We quantitatively determined whether the selective phosphodiesterase (PDE) inhibitor, rolipram, inhibits changes in the adhesion molecules CD11b and L-selectin on platelet-activating factor (PAF)-stimulated human neutrophils and eosinophils in vitro. Incubations were performed in human whole blood obtained from healthy volunteers, to restrict activation by purification procedures and to simulate in vivo conditions, in which different cell types may interact, more closely. Receptor expression was measured after fixation of cells, using monoclonal antibodies and flow cytometry. Concentration-dependent inhibition of the PAF-induced CD11b expression and L-selectin shedding for neutrophils and eosinophils was observed with rolipram, dibutyryl cyclic adenosine monophosphate (cAMP), prostaglandin E2 (PGE2), and isoproterenol.

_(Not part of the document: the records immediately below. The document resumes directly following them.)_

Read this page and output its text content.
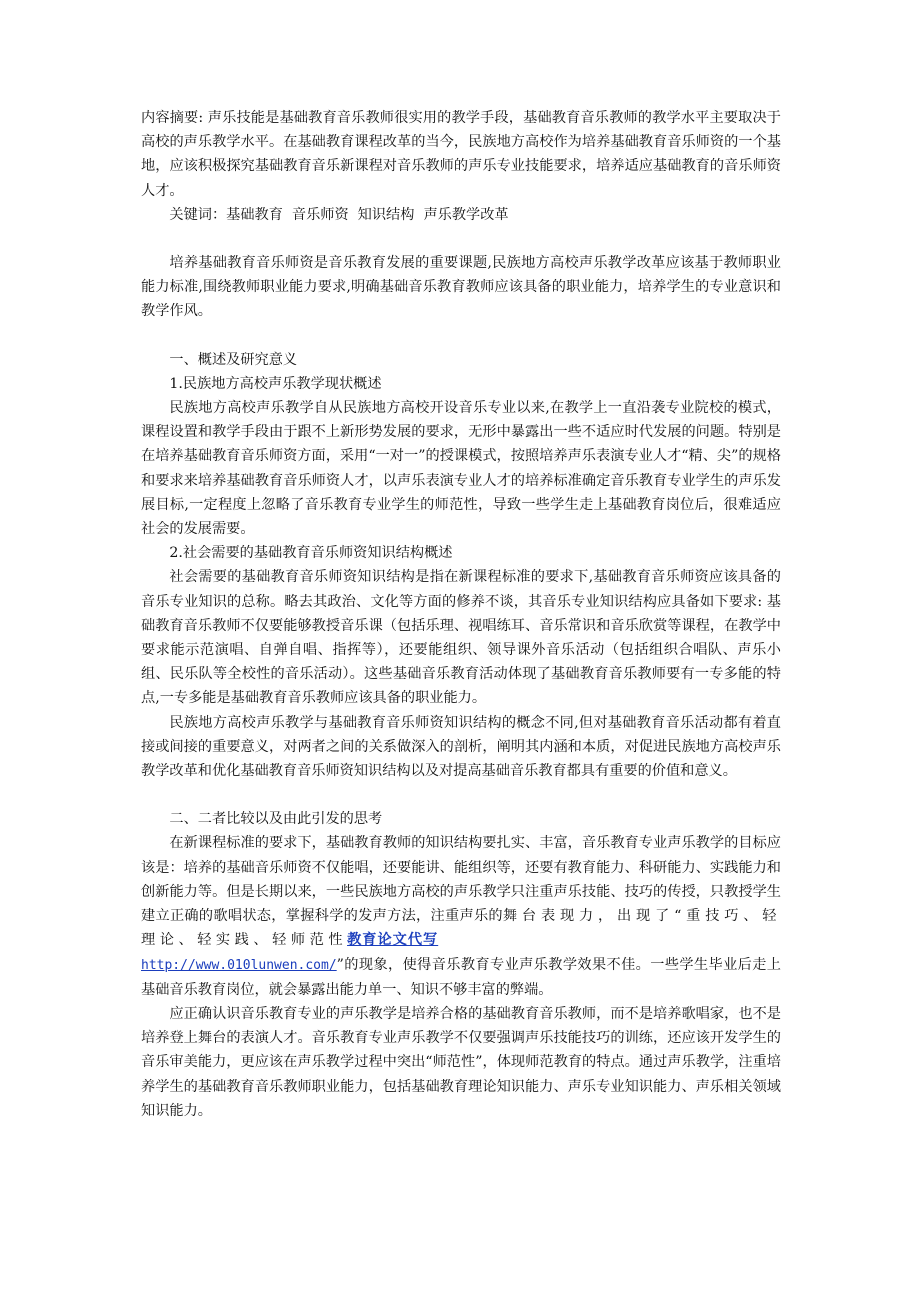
内容摘要: 声乐技能是基础教育音乐教师很实用的教学手段，基础教育音乐教师的教学水平主要取决于高校的声乐教学水平。在基础教育课程改革的当今，民族地方高校作为培养基础教育音乐师资的一个基地，应该积极探究基础教育音乐新课程对音乐教师的声乐专业技能要求，培养适应基础教育的音乐师资人才。

关键词：基础教育  音乐师资  知识结构  声乐教学改革

培养基础教育音乐师资是音乐教育发展的重要课题,民族地方高校声乐教学改革应该基于教师职业能力标准,围绕教师职业能力要求,明确基础音乐教育教师应该具备的职业能力，培养学生的专业意识和教学作风。

一、概述及研究意义

1.民族地方高校声乐教学现状概述

民族地方高校声乐教学自从民族地方高校开设音乐专业以来,在教学上一直沿袭专业院校的模式，课程设置和教学手段由于跟不上新形势发展的要求，无形中暴露出一些不适应时代发展的问题。特别是在培养基础教育音乐师资方面，采用“一对一”的授课模式，按照培养声乐表演专业人才“精、尖”的规格和要求来培养基础教育音乐师资人才，以声乐表演专业人才的培养标准确定音乐教育专业学生的声乐发展目标,一定程度上忽略了音乐教育专业学生的师范性，导致一些学生走上基础教育岗位后，很难适应社会的发展需要。

2.社会需要的基础教育音乐师资知识结构概述

社会需要的基础教育音乐师资知识结构是指在新课程标准的要求下,基础教育音乐师资应该具备的音乐专业知识的总称。略去其政治、文化等方面的修养不谈，其音乐专业知识结构应具备如下要求: 基础教育音乐教师不仅要能够教授音乐课（包括乐理、视唱练耳、音乐常识和音乐欣赏等课程，在教学中要求能示范演唱、自弹自唱、指挥等），还要能组织、领导课外音乐活动（包括组织合唱队、声乐小组、民乐队等全校性的音乐活动）。这些基础音乐教育活动体现了基础教育音乐教师要有一专多能的特点,一专多能是基础教育音乐教师应该具备的职业能力。

民族地方高校声乐教学与基础教育音乐师资知识结构的概念不同,但对基础教育音乐活动都有着直接或间接的重要意义，对两者之间的关系做深入的剖析，阐明其内涵和本质，对促进民族地方高校声乐教学改革和优化基础教育音乐师资知识结构以及对提高基础音乐教育都具有重要的价值和意义。

二、二者比较以及由此引发的思考

在新课程标准的要求下，基础教育教师的知识结构要扎实、丰富，音乐教育专业声乐教学的目标应该是：培养的基础音乐师资不仅能唱，还要能讲、能组织等，还要有教育能力、科研能力、实践能力和创新能力等。但是长期以来，一些民族地方高校的声乐教学只注重声乐技能、技巧的传授，只教授学生建立正确的歌唱状态，掌握科学的发声方法，注重声乐的舞台表现力，出现了“重技巧、轻理论、轻实践、轻师范性教育论文代写
http://www.010lunwen.com/”的现象，使得音乐教育专业声乐教学效果不佳。一些学生毕业后走上基础音乐教育岗位，就会暴露出能力单一、知识不够丰富的弊端。

应正确认识音乐教育专业的声乐教学是培养合格的基础教育音乐教师，而不是培养歌唱家，也不是培养登上舞台的表演人才。音乐教育专业声乐教学不仅要强调声乐技能技巧的训练，还应该开发学生的音乐审美能力，更应该在声乐教学过程中突出“师范性”，体现师范教育的特点。通过声乐教学，注重培养学生的基础教育音乐教师职业能力，包括基础教育理论知识能力、声乐专业知识能力、声乐相关领域知识能力。
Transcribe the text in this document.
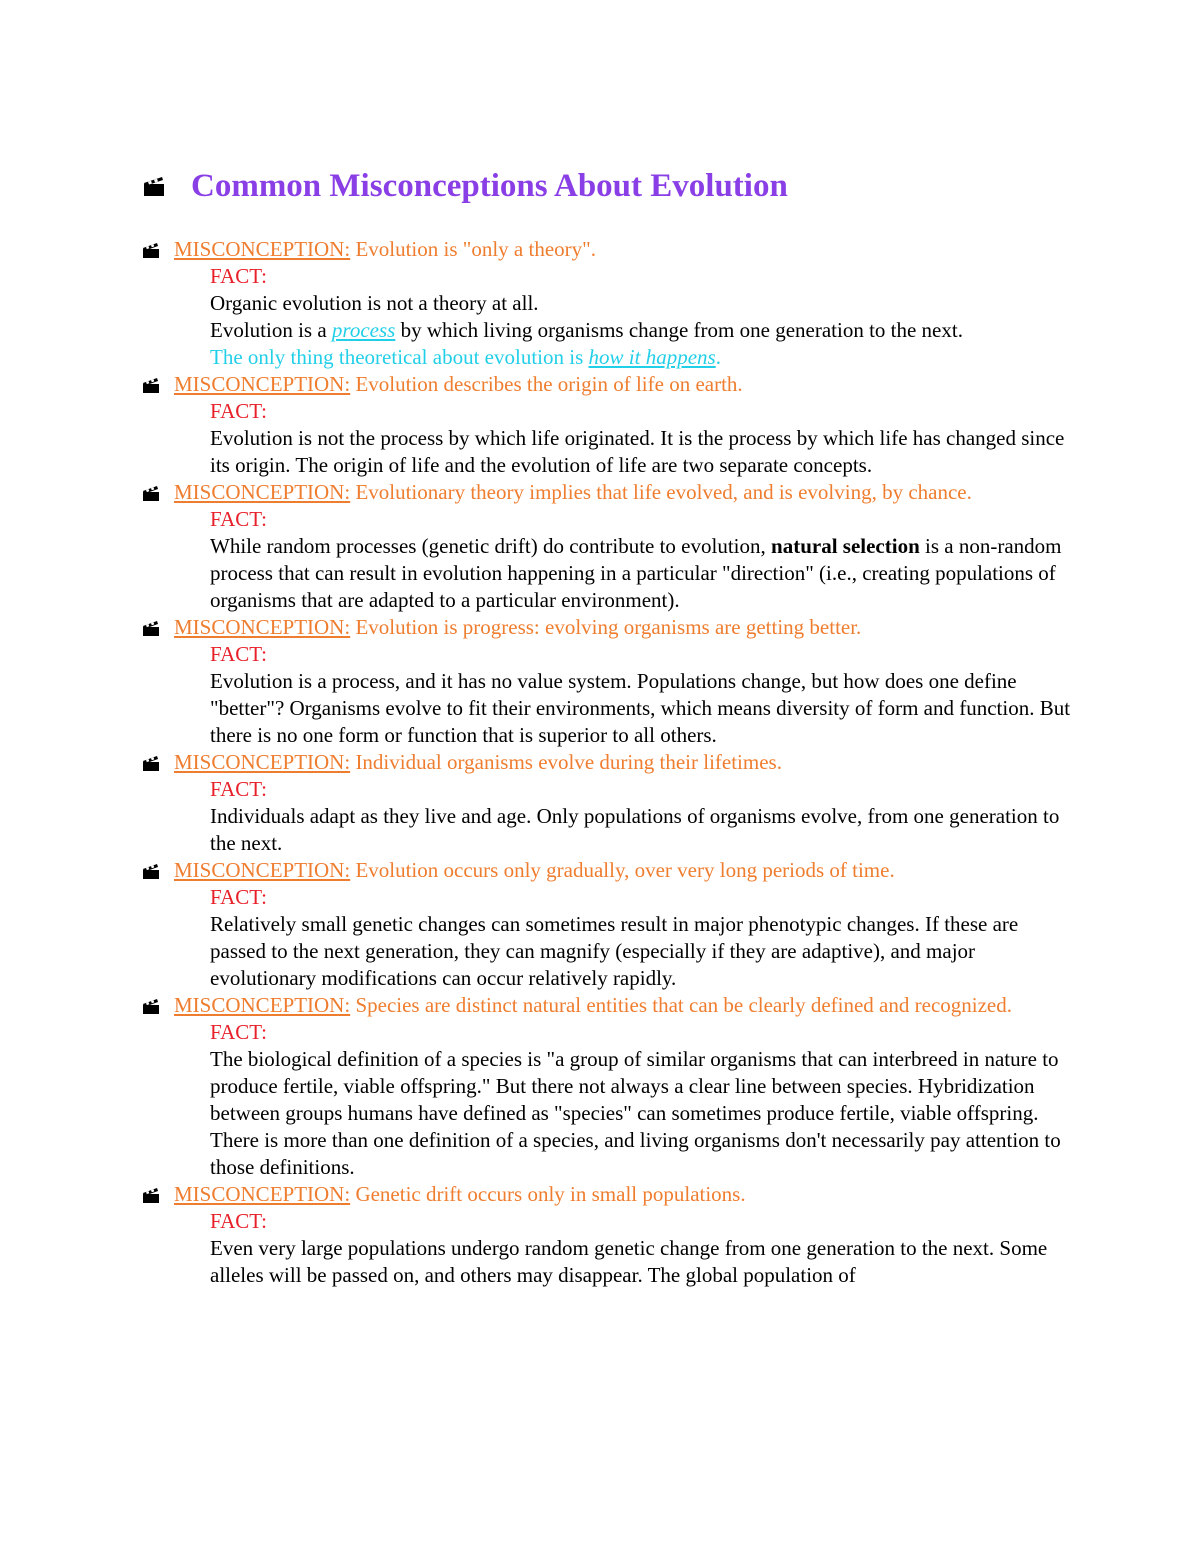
Common Misconceptions About Evolution
MISCONCEPTION: Evolution is "only a theory".
FACT:
Organic evolution is not a theory at all.
Evolution is a process by which living organisms change from one generation to the next.
The only thing theoretical about evolution is how it happens.
MISCONCEPTION: Evolution describes the origin of life on earth.
FACT:
Evolution is not the process by which life originated. It is the process by which life has changed since its origin. The origin of life and the evolution of life are two separate concepts.
MISCONCEPTION: Evolutionary theory implies that life evolved, and is evolving, by chance.
FACT:
While random processes (genetic drift) do contribute to evolution, natural selection is a non-random process that can result in evolution happening in a particular "direction" (i.e., creating populations of organisms that are adapted to a particular environment).
MISCONCEPTION: Evolution is progress: evolving organisms are getting better.
FACT:
Evolution is a process, and it has no value system. Populations change, but how does one define "better"? Organisms evolve to fit their environments, which means diversity of form and function. But there is no one form or function that is superior to all others.
MISCONCEPTION: Individual organisms evolve during their lifetimes.
FACT:
Individuals adapt as they live and age. Only populations of organisms evolve, from one generation to the next.
MISCONCEPTION: Evolution occurs only gradually, over very long periods of time.
FACT:
Relatively small genetic changes can sometimes result in major phenotypic changes. If these are passed to the next generation, they can magnify (especially if they are adaptive), and major evolutionary modifications can occur relatively rapidly.
MISCONCEPTION: Species are distinct natural entities that can be clearly defined and recognized.
FACT:
The biological definition of a species is "a group of similar organisms that can interbreed in nature to produce fertile, viable offspring." But there not always a clear line between species. Hybridization between groups humans have defined as "species" can sometimes produce fertile, viable offspring. There is more than one definition of a species, and living organisms don't necessarily pay attention to those definitions.
MISCONCEPTION: Genetic drift occurs only in small populations.
FACT:
Even very large populations undergo random genetic change from one generation to the next. Some alleles will be passed on, and others may disappear. The global population of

However, these inhibitions did not exceed 50%. Preincubation with rolipram (10(-8) M) and subsequent incubation with isoproterenol (0.5x10(-8) M) or PGE2 (10(-8) M) induced a cumulative, but not synergistic, effect. Using the combination of rolipram with isoproterenol or PGE2, inhibition of PAF-induced L-selectin shedding from eosinophils was as high as 71+/-28 and 67+/-21%, respectively. Other inhibitions were below 50%. In conclusion, rolipram inhibits CD11b expression and L-selectin shedding of platelet-activating factor-stimulated neutrophils and eosinophils in whole blood in a concentration-dependent fashion. Inhibitions did not exceed 50%, even at high concentrations. The inhibition of platelet-activating factor induced shedding of L-selectin from eosinophils with a combination of rolipram and prostaglandin E2 or isoproterenol, however, was found to be approximately 70%. Inhibition of rolling adhesion of eosinophils may, therefore, be a mode of action of type IV phosphodiesterase inhibitors.